Bernabe Côte d'Ivoire (BNBC), distributeur historique de quincaillerie et matériaux de construction coté à la BRVM, a dégagé en 2025 un bénéfice net de seulement 22,3 millions FCFA pour un chiffre d'affaires de 45,3 milliards – une marge quasi nulle. Ce résultat paradoxal, alors que l'activité opérationnelle reste saine, met en lumière un problème structurel majeur : le coût exorbitant du financement du besoin en fonds de roulement. Derrière ce cas particulier, c'est toute la question de la liquidité des entreprises dans des économies où les délais de paiement s'allongent qui est posée.

Infographie — BRVM · Entreprises cotées

Bernabe Côte d'Ivoire a publié des comptes annuels pour 2025 qui illustrent un phénomène récurrent dans la distribution B2B en Afrique de l'Ouest : l'activité tourne, les ventes progressent de 7 %, la valeur ajoutée se maintient, mais le résultat net est anémique. Avec un bénéfice net de 22,3 millions FCFA sur 45,3 milliards de chiffre d'affaires, la marge nette est de 0,05 %. En comparaison, le bénéfice d'exploitation était sans doute plusieurs centaines de millions, mais il a été presque entièrement absorbé par les frais financiers.

Le problème central réside dans le bilan. Bernabe affiche 18,5 milliards FCFA d'emprunts bancaires à court terme, représentant plus de 40 % du total des actifs. Cette dette est contractée pour financer les stocks que l'entreprise doit conserver avant d'être payée par ses clients. Les frais d'intérêt annuels, environ 1 milliard FCFA, équivalent quasiment au bénéfice d'exploitation. En d'autres termes, l'entreprise travaille pour rembourser ses banques.

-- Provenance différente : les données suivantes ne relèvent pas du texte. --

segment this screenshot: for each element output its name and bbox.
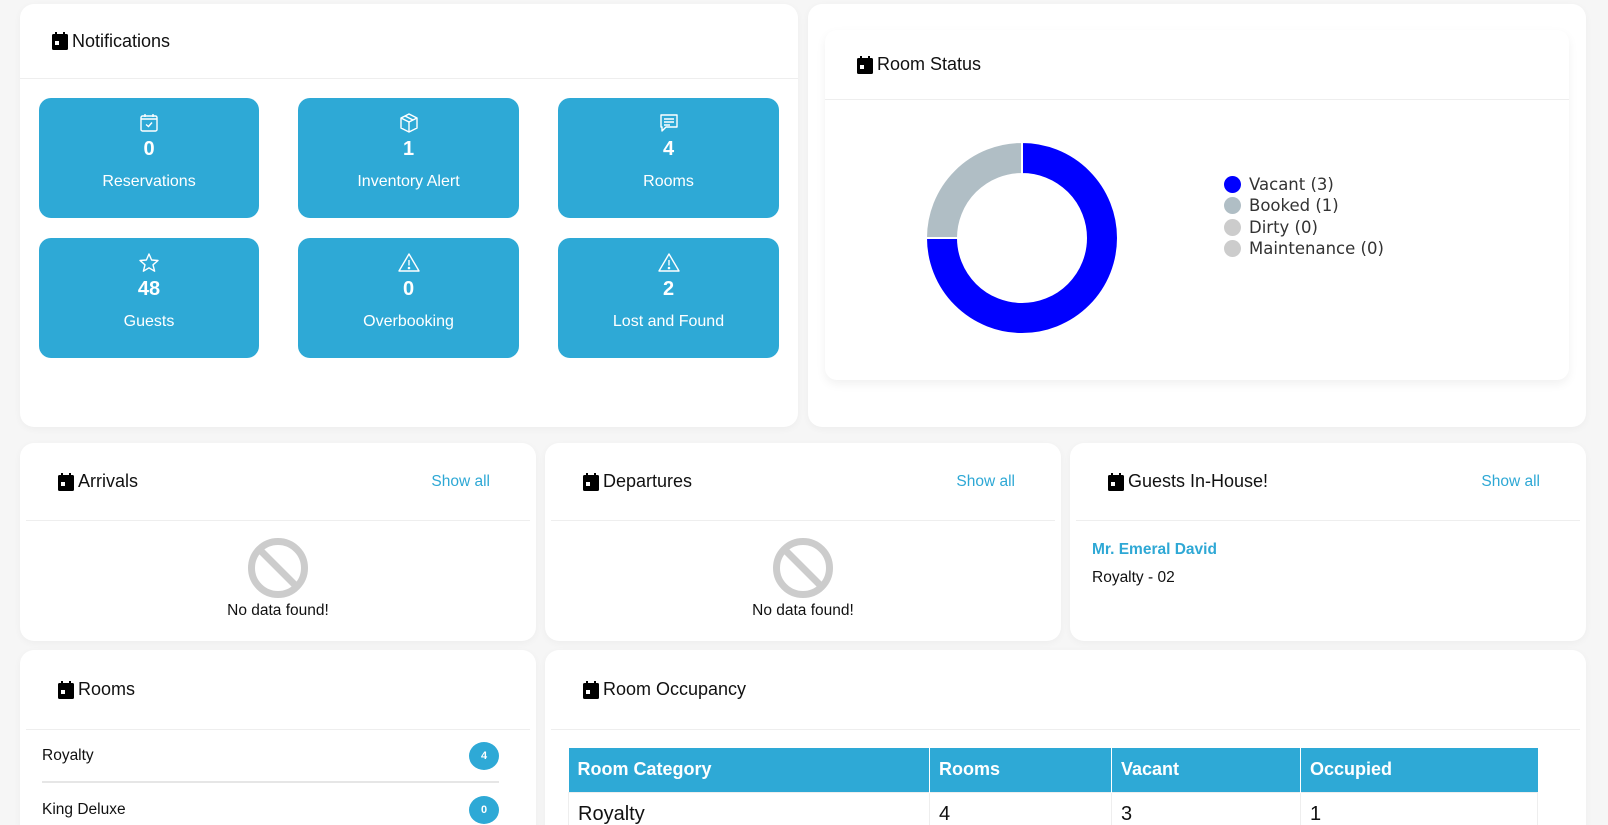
tile-count: 1 <box>402 138 415 160</box>
tile-count: 0 <box>143 138 155 160</box>
box-icon <box>398 112 420 134</box>
tile-count: 0 <box>402 278 415 300</box>
calendar-icon <box>1108 472 1124 491</box>
legend-item-booked[interactable]: Booked (1) <box>1224 195 1384 216</box>
room-status-container: Room Status Vacant (3) Booked (1) Dirty … <box>808 4 1586 427</box>
warning-icon <box>397 252 420 274</box>
legend-item-maintenance[interactable]: Maintenance (0) <box>1224 238 1384 259</box>
departures-empty-state: No data found! <box>545 521 1061 620</box>
room-status-card: Room Status Vacant (3) Booked (1) Dirty … <box>825 30 1569 380</box>
arrivals-empty-state: No data found! <box>20 521 536 620</box>
notifications-title: Notifications <box>52 31 170 52</box>
tile-guests[interactable]: 48 Guests <box>39 238 259 358</box>
column-header-room-category: Room Category <box>568 748 930 792</box>
calendar-icon <box>583 472 599 491</box>
tile-reservations[interactable]: 0 Reservations <box>39 98 259 218</box>
tile-inventory-alert[interactable]: 1 Inventory Alert <box>298 98 519 218</box>
departures-show-all-link[interactable]: Show all <box>956 472 1015 490</box>
cell-room-category: Royalty <box>568 791 930 825</box>
legend-swatch <box>1224 218 1241 236</box>
notifications-card: Notifications 0 Reservations 1 Inventory… <box>20 4 798 427</box>
no-data-message: No data found! <box>227 602 329 619</box>
departures-header: Departures Show all <box>551 443 1055 521</box>
room-count-badge: 0 <box>469 795 499 824</box>
donut-segment-booked[interactable] <box>924 140 1023 239</box>
calendar-icon <box>52 32 68 50</box>
room-status-donut-chart[interactable] <box>924 140 1119 335</box>
guests-in-house-card: Guests In-House! Show all Mr. Emeral Dav… <box>1070 443 1586 641</box>
departures-card: Departures Show all No data found! <box>545 443 1061 641</box>
tile-label: Reservations <box>102 173 196 190</box>
tile-label: Guests <box>123 313 175 330</box>
guest-name-link[interactable]: Mr. Emeral David <box>1092 541 1217 558</box>
no-data-message: No data found! <box>752 602 854 619</box>
rooms-list: Royalty 4 King Deluxe 0 <box>20 730 536 825</box>
star-icon <box>138 252 160 274</box>
calendar-icon <box>58 680 74 699</box>
arrivals-header: Arrivals Show all <box>26 443 530 521</box>
legend-item-dirty[interactable]: Dirty (0) <box>1224 217 1384 238</box>
table-header-row: Room Category Rooms Vacant Occupied <box>568 748 1538 792</box>
legend-swatch <box>1224 197 1241 215</box>
legend-swatch <box>1224 176 1241 194</box>
departures-title: Departures <box>583 471 692 492</box>
message-icon <box>658 112 680 134</box>
room-occupancy-title: Room Occupancy <box>583 679 746 700</box>
tile-count: 2 <box>662 278 675 300</box>
room-count-badge: 4 <box>469 741 499 770</box>
room-occupancy-table: Room Category Rooms Vacant Occupied Roya… <box>568 748 1538 825</box>
tile-count: 48 <box>137 278 161 300</box>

Les clients de Bernabe – entreprises de construction, exploitations minières, entrepreneurs du secteur public – sont connus pour leurs délais de paiement longs. L'entreprise doit donc combler le décalage entre l'achat des marchandises (payé comptant ou à court terme) et l'encaissement des créances (souvent à 60, 90 jours ou plus). Ce cycle de conversion de trésorerie long est typique des économies où le crédit interentreprises est peu développé et où l'État lui-même peut tarder à honorer ses factures.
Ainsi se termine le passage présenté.